From here there’s often a spectacular view of the coast, but this day it was pretty murky. Not that the weather bothered any of us – we agreed that Dartmoor was best viewed in a mantle of cloud, and as it was Ellie and Vicky’s first walk there, it was as well they saw it in all its brooding magnificence.
We then wandered back to the car, stopping off on the way at Butter Brook, where the dogs had a good splash and a play, and the humans teetered over the stepping stones.
Having said goodbye to our companions, who were headed for Totnes, Ted and I popped into Harford’s plain but very beautiful Church of St Petroc. Best feature was the ancient rugged cross in the churchyard, a former wayside cross ‘rediscovered’ in 1909 being used as a gatepost and moved to the churchyard where it now stands.

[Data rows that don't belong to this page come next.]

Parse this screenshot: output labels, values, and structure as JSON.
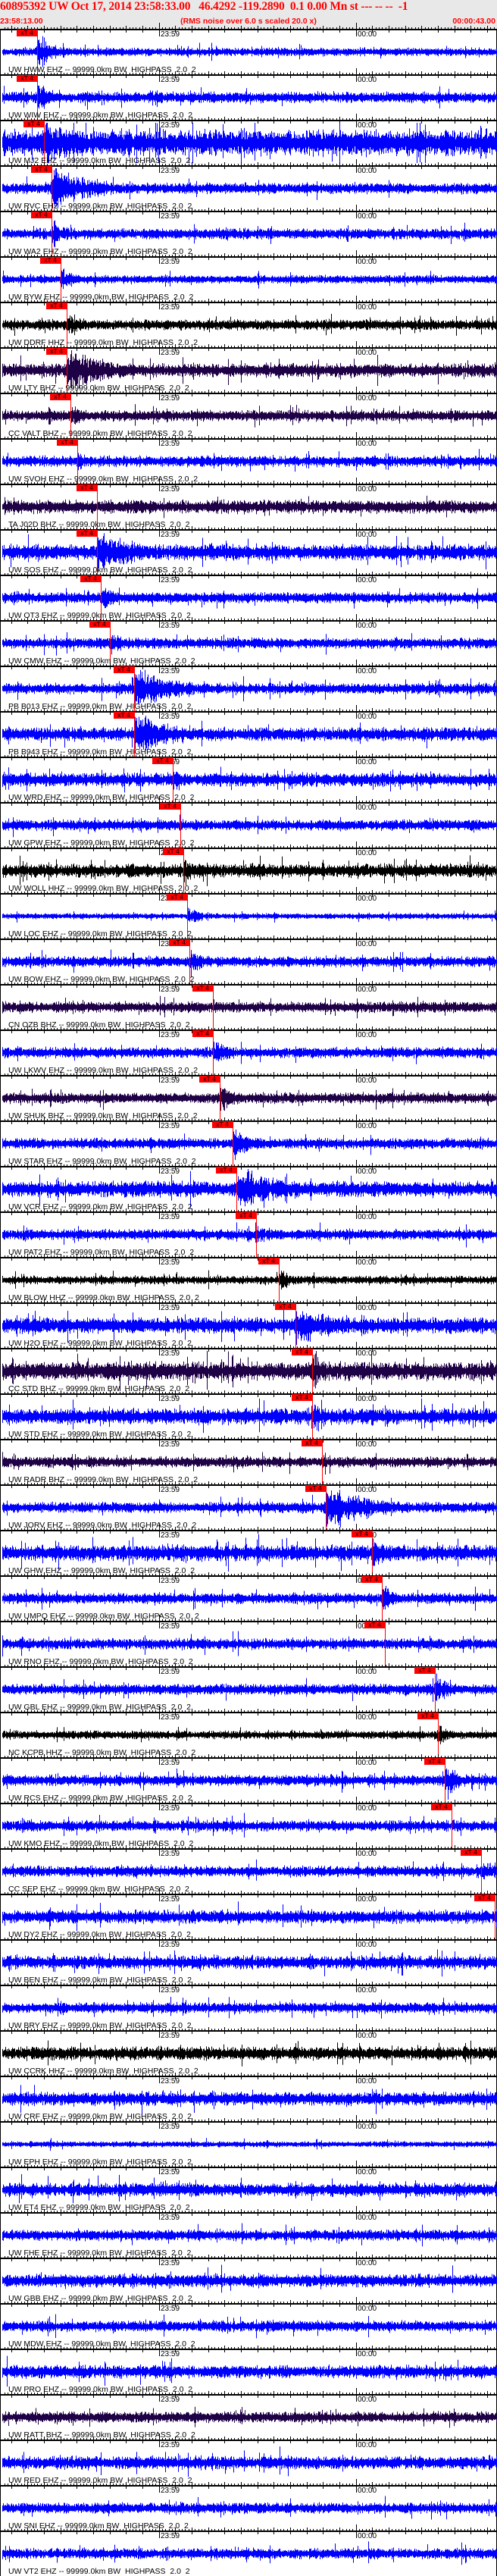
{
  "header": {
    "title": "60895392 UW Oct 17, 2014 23:58:33.00   46.4292 -119.2890  0.1 0.00 Mn st --- -- --  -1",
    "start_time": "23:58:13.00",
    "note": "(RMS noise over 6.0 s scaled 20.0 x)",
    "end_time": "00:00:43.00"
  },
  "chart_data": {
    "type": "line",
    "title": "60895392 UW Oct 17, 2014 23:58:33.00",
    "x_units": "seconds after 23:58:13",
    "xlim": [
      0,
      150
    ],
    "minute_marks": [
      {
        "t": 47,
        "label": "23:59"
      },
      {
        "t": 107,
        "label": "00:00"
      }
    ],
    "pick_label": "xT 4",
    "filter_suffix": "-- 99999.0km BW  HIGHPASS  2.0  2",
    "channel_colors": {
      "EHZ": "#0000ff",
      "HHZ": "#000000",
      "BHZ": "#1e0046"
    },
    "pick_color": "#ff0000",
    "traces": [
      {
        "label": "UW HWW EHZ",
        "ch": "EHZ",
        "pick_s": 9.9,
        "noise": 0.15,
        "event": 0.8
      },
      {
        "label": "UW WIW EHZ",
        "ch": "EHZ",
        "pick_s": 9.9,
        "noise": 0.2,
        "event": 0.7
      },
      {
        "label": "UW MJ2 EHZ",
        "ch": "EHZ",
        "pick_s": 12.0,
        "noise": 0.5,
        "event": 1.0
      },
      {
        "label": "UW RVC EHZ",
        "ch": "EHZ",
        "pick_s": 14.3,
        "noise": 0.2,
        "event": 0.9
      },
      {
        "label": "UW WA2 EHZ",
        "ch": "EHZ",
        "pick_s": 14.3,
        "noise": 0.2,
        "event": 0.6
      },
      {
        "label": "UW BYW EHZ",
        "ch": "EHZ",
        "pick_s": 17.1,
        "noise": 0.15,
        "event": 0.5
      },
      {
        "label": "UW DDRF HHZ",
        "ch": "HHZ",
        "pick_s": 18.9,
        "noise": 0.2,
        "event": 0.6
      },
      {
        "label": "UW LTY BHZ",
        "ch": "BHZ",
        "pick_s": 18.9,
        "noise": 0.25,
        "event": 0.9
      },
      {
        "label": "CC VALT BHZ",
        "ch": "BHZ",
        "pick_s": 20.1,
        "noise": 0.2,
        "event": 0.5
      },
      {
        "label": "UW SVOH EHZ",
        "ch": "EHZ",
        "pick_s": 22.2,
        "noise": 0.2,
        "event": 0.4
      },
      {
        "label": "TA J02D BHZ",
        "ch": "BHZ",
        "pick_s": 28.2,
        "noise": 0.25,
        "event": 0.3
      },
      {
        "label": "UW SOS EHZ",
        "ch": "EHZ",
        "pick_s": 28.2,
        "noise": 0.3,
        "event": 0.9
      },
      {
        "label": "UW OT3 EHZ",
        "ch": "EHZ",
        "pick_s": 29.3,
        "noise": 0.2,
        "event": 0.6
      },
      {
        "label": "UW CMW EHZ",
        "ch": "EHZ",
        "pick_s": 32.1,
        "noise": 0.2,
        "event": 0.5
      },
      {
        "label": "PB B013 EHZ",
        "ch": "EHZ",
        "pick_s": 39.5,
        "noise": 0.2,
        "event": 0.9
      },
      {
        "label": "PB B943 EHZ",
        "ch": "EHZ",
        "pick_s": 39.5,
        "noise": 0.25,
        "event": 0.9
      },
      {
        "label": "UW WRD EHZ",
        "ch": "EHZ",
        "pick_s": 51.2,
        "noise": 0.25,
        "event": 0.6
      },
      {
        "label": "UW GPW EHZ",
        "ch": "EHZ",
        "pick_s": 53.5,
        "noise": 0.2,
        "event": 0.3
      },
      {
        "label": "UW WOLL HHZ",
        "ch": "HHZ",
        "pick_s": 54.5,
        "noise": 0.25,
        "event": 0.6
      },
      {
        "label": "UW LOC EHZ",
        "ch": "EHZ",
        "pick_s": 55.6,
        "noise": 0.1,
        "event": 0.4
      },
      {
        "label": "UW BOW EHZ",
        "ch": "EHZ",
        "pick_s": 56.3,
        "noise": 0.2,
        "event": 0.6
      },
      {
        "label": "CN OZB BHZ",
        "ch": "BHZ",
        "pick_s": 63.5,
        "noise": 0.2,
        "event": 0.3
      },
      {
        "label": "UW LKWV EHZ",
        "ch": "EHZ",
        "pick_s": 63.5,
        "noise": 0.2,
        "event": 0.6
      },
      {
        "label": "UW SHUK BHZ",
        "ch": "BHZ",
        "pick_s": 65.5,
        "noise": 0.2,
        "event": 0.7
      },
      {
        "label": "UW STAR EHZ",
        "ch": "EHZ",
        "pick_s": 69.5,
        "noise": 0.2,
        "event": 0.8
      },
      {
        "label": "UW VCR EHZ",
        "ch": "EHZ",
        "pick_s": 70.6,
        "noise": 0.3,
        "event": 1.0
      },
      {
        "label": "UW PAT2 EHZ",
        "ch": "EHZ",
        "pick_s": 76.6,
        "noise": 0.2,
        "event": 0.4
      },
      {
        "label": "UW BLOW HHZ",
        "ch": "HHZ",
        "pick_s": 83.5,
        "noise": 0.15,
        "event": 0.5
      },
      {
        "label": "UW H2O EHZ",
        "ch": "EHZ",
        "pick_s": 88.6,
        "noise": 0.3,
        "event": 0.9
      },
      {
        "label": "CC STD BHZ",
        "ch": "BHZ",
        "pick_s": 93.7,
        "noise": 0.35,
        "event": 0.8
      },
      {
        "label": "UW STD EHZ",
        "ch": "EHZ",
        "pick_s": 93.7,
        "noise": 0.3,
        "event": 0.8
      },
      {
        "label": "UW RADR BHZ",
        "ch": "BHZ",
        "pick_s": 96.7,
        "noise": 0.2,
        "event": 0.3
      },
      {
        "label": "UW JORV EHZ",
        "ch": "EHZ",
        "pick_s": 97.9,
        "noise": 0.2,
        "event": 1.0
      },
      {
        "label": "UW GHW EHZ",
        "ch": "EHZ",
        "pick_s": 111.9,
        "noise": 0.3,
        "event": 0.7
      },
      {
        "label": "UW UMPQ EHZ",
        "ch": "EHZ",
        "pick_s": 114.9,
        "noise": 0.2,
        "event": 0.6
      },
      {
        "label": "UW RNO EHZ",
        "ch": "EHZ",
        "pick_s": 115.9,
        "noise": 0.2,
        "event": 0.3
      },
      {
        "label": "UW GBL EHZ",
        "ch": "EHZ",
        "pick_s": 131.1,
        "noise": 0.2,
        "event": 0.7
      },
      {
        "label": "NC KCPB HHZ",
        "ch": "HHZ",
        "pick_s": 132.0,
        "noise": 0.15,
        "event": 0.4
      },
      {
        "label": "UW RCS EHZ",
        "ch": "EHZ",
        "pick_s": 134.1,
        "noise": 0.2,
        "event": 0.8
      },
      {
        "label": "UW KMO EHZ",
        "ch": "EHZ",
        "pick_s": 136.2,
        "noise": 0.2,
        "event": 0.3
      },
      {
        "label": "CC SEP EHZ",
        "ch": "EHZ",
        "pick_s": 145.2,
        "noise": 0.2,
        "event": 0.5
      },
      {
        "label": "UW DY2 EHZ",
        "ch": "EHZ",
        "pick_s": 149.3,
        "noise": 0.25,
        "event": 0.6
      },
      {
        "label": "UW BEN EHZ",
        "ch": "EHZ",
        "pick_s": null,
        "noise": 0.25,
        "event": 0
      },
      {
        "label": "UW BRY EHZ",
        "ch": "EHZ",
        "pick_s": null,
        "noise": 0.2,
        "event": 0
      },
      {
        "label": "UW CCRK HHZ",
        "ch": "HHZ",
        "pick_s": null,
        "noise": 0.25,
        "event": 0
      },
      {
        "label": "UW CRF EHZ",
        "ch": "EHZ",
        "pick_s": null,
        "noise": 0.25,
        "event": 0
      },
      {
        "label": "UW EPH EHZ",
        "ch": "EHZ",
        "pick_s": null,
        "noise": 0.1,
        "event": 0
      },
      {
        "label": "UW ET4 EHZ",
        "ch": "EHZ",
        "pick_s": null,
        "noise": 0.25,
        "event": 0
      },
      {
        "label": "UW FHE EHZ",
        "ch": "EHZ",
        "pick_s": null,
        "noise": 0.2,
        "event": 0
      },
      {
        "label": "UW GBB EHZ",
        "ch": "EHZ",
        "pick_s": null,
        "noise": 0.25,
        "event": 0
      },
      {
        "label": "UW MDW EHZ",
        "ch": "EHZ",
        "pick_s": null,
        "noise": 0.2,
        "event": 0
      },
      {
        "label": "UW PRO EHZ",
        "ch": "EHZ",
        "pick_s": null,
        "noise": 0.25,
        "event": 0
      },
      {
        "label": "UW RATT BHZ",
        "ch": "BHZ",
        "pick_s": null,
        "noise": 0.2,
        "event": 0
      },
      {
        "label": "UW RED EHZ",
        "ch": "EHZ",
        "pick_s": null,
        "noise": 0.25,
        "event": 0
      },
      {
        "label": "UW SNI EHZ",
        "ch": "EHZ",
        "pick_s": null,
        "noise": 0.2,
        "event": 0
      },
      {
        "label": "UW VT2 EHZ",
        "ch": "EHZ",
        "pick_s": null,
        "noise": 0.2,
        "event": 0
      }
    ]
  }
}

Later, back at Holcombe, Sam, Ted and I went for our traditional evening walk a short way along the coast path and back via footpaths and fields – a sort of literal and spiritual beating of the bounds.
We were too early for the bats which throng the lane from dusk, but Ted alerted me to our first swallow of the year as it fluttered seductively past. Another first was this whitethorn in one of the more sheltered spots on the coast path, its gorgeous, sexy perfume so much more alluring than the pong of alexanders, lamentably ubiquitous this time of year.
The fields were sprouting with some cereal crop – which sort will doubtless be apparent next time we're down, hopefully at the end of May. The wood – my own personal bluebell wood – was still relentlessly green. It will look spectacular when the bluebells are in full bloom in a couple of weeks’ time, but alas, I shall be in Bristol and shan't see it.